Ambos na varanda, à sombra do toldo. Ambos com o jornal, No domingo festejaram vinte e cinco anos de casados. Festejaram é modo de dizer, porque parentes chegados não têm e o filho está na Suíça. Foram ao "Rei do Pito"comer um frango no churrasco e depois, como quase todos os dias quando o tempo ajuda, sentaram-se na varanda a ler o jornal.

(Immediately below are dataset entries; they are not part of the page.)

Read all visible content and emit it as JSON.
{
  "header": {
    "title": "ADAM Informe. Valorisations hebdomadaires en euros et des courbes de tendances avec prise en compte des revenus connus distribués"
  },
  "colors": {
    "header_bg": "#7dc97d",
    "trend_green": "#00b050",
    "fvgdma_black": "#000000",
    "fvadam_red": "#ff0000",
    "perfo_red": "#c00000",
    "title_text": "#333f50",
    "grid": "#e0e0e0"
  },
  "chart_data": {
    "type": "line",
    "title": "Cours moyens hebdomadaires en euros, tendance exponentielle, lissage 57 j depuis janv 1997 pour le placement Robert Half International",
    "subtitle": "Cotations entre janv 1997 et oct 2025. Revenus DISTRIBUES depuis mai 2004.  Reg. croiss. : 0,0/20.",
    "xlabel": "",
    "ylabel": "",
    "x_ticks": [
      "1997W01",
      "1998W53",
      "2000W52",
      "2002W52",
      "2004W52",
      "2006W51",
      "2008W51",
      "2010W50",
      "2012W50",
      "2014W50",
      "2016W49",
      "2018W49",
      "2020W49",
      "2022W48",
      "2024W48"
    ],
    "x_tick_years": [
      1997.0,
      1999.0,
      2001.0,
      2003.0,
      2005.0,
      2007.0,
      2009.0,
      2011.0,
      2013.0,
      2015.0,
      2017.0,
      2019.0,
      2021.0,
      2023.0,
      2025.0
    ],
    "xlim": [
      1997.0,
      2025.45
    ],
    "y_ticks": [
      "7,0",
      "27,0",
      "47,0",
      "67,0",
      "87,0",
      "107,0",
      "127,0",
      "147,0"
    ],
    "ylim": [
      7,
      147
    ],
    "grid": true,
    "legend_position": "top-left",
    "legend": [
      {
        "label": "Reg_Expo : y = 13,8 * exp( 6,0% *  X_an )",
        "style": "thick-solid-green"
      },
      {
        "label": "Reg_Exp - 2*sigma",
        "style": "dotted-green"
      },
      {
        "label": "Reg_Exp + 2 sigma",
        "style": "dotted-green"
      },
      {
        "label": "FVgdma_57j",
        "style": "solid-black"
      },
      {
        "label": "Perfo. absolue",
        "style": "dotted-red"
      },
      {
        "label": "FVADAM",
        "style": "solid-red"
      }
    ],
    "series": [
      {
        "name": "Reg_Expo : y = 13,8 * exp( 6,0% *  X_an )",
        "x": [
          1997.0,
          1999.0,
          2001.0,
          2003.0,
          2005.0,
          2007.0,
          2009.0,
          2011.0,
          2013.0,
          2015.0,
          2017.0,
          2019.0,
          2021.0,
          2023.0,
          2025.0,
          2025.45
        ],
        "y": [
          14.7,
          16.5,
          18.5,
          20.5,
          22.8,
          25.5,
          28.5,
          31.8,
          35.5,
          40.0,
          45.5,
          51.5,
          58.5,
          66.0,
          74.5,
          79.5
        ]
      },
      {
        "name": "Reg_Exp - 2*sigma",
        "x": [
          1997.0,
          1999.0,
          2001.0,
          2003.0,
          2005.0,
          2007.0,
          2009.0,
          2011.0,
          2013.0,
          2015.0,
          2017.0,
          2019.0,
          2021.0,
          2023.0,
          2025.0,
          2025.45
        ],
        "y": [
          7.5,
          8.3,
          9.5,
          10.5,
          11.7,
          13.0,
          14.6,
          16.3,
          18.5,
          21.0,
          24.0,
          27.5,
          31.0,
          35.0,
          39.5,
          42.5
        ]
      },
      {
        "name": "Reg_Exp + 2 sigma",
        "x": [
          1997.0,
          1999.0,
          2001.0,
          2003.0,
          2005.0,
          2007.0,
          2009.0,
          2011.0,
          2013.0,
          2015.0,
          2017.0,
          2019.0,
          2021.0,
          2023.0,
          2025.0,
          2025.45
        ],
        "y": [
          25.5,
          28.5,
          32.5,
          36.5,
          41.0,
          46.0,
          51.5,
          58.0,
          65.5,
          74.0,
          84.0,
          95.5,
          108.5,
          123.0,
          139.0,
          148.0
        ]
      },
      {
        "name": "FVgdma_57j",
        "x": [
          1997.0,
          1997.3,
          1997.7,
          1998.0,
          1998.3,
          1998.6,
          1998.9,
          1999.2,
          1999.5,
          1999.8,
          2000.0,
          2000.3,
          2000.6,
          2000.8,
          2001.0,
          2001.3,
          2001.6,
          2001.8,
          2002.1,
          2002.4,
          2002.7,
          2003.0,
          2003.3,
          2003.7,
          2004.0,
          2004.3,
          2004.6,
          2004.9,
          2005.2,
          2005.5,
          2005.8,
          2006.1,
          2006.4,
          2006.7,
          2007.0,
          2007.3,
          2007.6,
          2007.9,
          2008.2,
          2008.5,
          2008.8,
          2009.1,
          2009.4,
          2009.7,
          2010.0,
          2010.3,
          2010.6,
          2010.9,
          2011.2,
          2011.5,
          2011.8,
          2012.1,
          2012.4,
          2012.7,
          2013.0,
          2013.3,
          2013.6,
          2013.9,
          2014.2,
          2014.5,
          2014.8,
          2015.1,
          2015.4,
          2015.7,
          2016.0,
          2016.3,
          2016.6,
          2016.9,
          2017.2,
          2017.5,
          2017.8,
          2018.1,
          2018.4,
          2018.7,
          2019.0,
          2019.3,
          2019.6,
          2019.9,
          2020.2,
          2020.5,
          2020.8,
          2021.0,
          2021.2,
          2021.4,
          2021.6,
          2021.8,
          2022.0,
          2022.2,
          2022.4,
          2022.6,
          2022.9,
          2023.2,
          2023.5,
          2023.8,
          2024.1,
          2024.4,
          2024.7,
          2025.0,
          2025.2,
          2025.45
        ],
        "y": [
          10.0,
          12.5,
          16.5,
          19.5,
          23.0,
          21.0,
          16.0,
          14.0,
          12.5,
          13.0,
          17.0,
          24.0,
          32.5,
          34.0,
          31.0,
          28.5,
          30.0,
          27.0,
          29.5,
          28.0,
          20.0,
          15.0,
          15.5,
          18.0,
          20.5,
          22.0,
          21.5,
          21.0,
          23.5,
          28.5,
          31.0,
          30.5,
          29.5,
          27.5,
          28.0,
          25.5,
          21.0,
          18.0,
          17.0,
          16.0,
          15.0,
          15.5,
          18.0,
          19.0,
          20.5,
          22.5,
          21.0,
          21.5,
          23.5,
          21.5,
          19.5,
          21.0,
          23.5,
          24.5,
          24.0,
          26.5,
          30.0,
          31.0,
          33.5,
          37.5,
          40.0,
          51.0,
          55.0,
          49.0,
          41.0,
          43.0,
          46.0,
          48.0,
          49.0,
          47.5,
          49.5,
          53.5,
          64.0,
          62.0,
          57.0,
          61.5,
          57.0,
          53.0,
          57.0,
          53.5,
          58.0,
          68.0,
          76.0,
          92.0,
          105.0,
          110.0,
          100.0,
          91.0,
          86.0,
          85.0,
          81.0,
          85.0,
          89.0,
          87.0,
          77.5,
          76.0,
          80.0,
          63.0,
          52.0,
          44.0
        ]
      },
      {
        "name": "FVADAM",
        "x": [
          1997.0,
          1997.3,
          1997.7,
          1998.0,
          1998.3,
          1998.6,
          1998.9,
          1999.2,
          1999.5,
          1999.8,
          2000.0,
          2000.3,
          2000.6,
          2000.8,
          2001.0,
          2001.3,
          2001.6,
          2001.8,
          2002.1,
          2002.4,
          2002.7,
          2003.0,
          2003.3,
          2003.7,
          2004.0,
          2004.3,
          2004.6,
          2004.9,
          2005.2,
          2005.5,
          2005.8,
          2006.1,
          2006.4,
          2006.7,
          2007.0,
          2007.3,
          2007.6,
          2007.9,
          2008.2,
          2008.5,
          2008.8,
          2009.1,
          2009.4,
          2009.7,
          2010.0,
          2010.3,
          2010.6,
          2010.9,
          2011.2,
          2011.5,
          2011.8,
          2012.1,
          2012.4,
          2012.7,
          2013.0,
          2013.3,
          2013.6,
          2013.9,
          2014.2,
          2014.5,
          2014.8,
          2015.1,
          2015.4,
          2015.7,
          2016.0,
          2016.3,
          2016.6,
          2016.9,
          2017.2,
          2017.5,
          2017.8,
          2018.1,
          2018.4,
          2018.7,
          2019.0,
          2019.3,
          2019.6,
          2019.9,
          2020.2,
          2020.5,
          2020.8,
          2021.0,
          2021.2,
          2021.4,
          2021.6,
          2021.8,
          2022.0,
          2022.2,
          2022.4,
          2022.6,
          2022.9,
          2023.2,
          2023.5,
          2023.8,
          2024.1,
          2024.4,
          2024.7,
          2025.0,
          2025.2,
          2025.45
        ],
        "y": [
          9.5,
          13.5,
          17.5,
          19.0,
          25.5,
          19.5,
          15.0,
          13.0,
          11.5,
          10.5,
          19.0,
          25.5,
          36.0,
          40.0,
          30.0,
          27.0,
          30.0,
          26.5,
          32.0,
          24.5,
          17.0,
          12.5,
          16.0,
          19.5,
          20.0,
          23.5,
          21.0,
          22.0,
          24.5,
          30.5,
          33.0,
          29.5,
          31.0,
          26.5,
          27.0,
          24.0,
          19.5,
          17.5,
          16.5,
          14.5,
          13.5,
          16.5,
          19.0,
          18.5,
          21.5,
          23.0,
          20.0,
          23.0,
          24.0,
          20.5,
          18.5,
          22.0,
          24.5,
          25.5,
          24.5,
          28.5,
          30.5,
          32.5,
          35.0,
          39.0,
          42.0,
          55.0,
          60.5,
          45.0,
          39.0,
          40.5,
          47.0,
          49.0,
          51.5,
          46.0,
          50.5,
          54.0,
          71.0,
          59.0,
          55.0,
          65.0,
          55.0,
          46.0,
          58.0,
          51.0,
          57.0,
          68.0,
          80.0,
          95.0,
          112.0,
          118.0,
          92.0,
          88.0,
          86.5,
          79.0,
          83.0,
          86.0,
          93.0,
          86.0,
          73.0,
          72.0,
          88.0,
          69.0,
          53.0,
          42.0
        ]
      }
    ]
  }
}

Ergue os olhos com a impressão de que o ouviu dizer qualquer coisa, vê-o levantar-se e ficar um instante indeciso, apoiado no rebordo.
- Sentes-te mal?
Ele abana a cabeça, vai para a sala. Mudou muito desde que lhe deu o ataque, tem dias que não se lhe ouve uma palavra. Bom homem. Trabalhador. Nunca lhe tocou, nem com a ponta de um dedo. Hesita um momento se irá ver, mas aquieta-se ao ouvi-lo tossir. Pousa o jornal no regaço, perdida em recordações. Vinte e cinco anos é muito tempo. Calhou este, podia ter sido outro, que namorados não lhe faltavam, mas foi esperando, esperando, e com os anos... Pensava assim, pensava assado, um era mais bonito, outro estava bem na vida, o Samuel tinha dois táxis. Para dizer a verdade ele não foi escolha, às tantas foi o que se arranjou. Mas não se arrepende.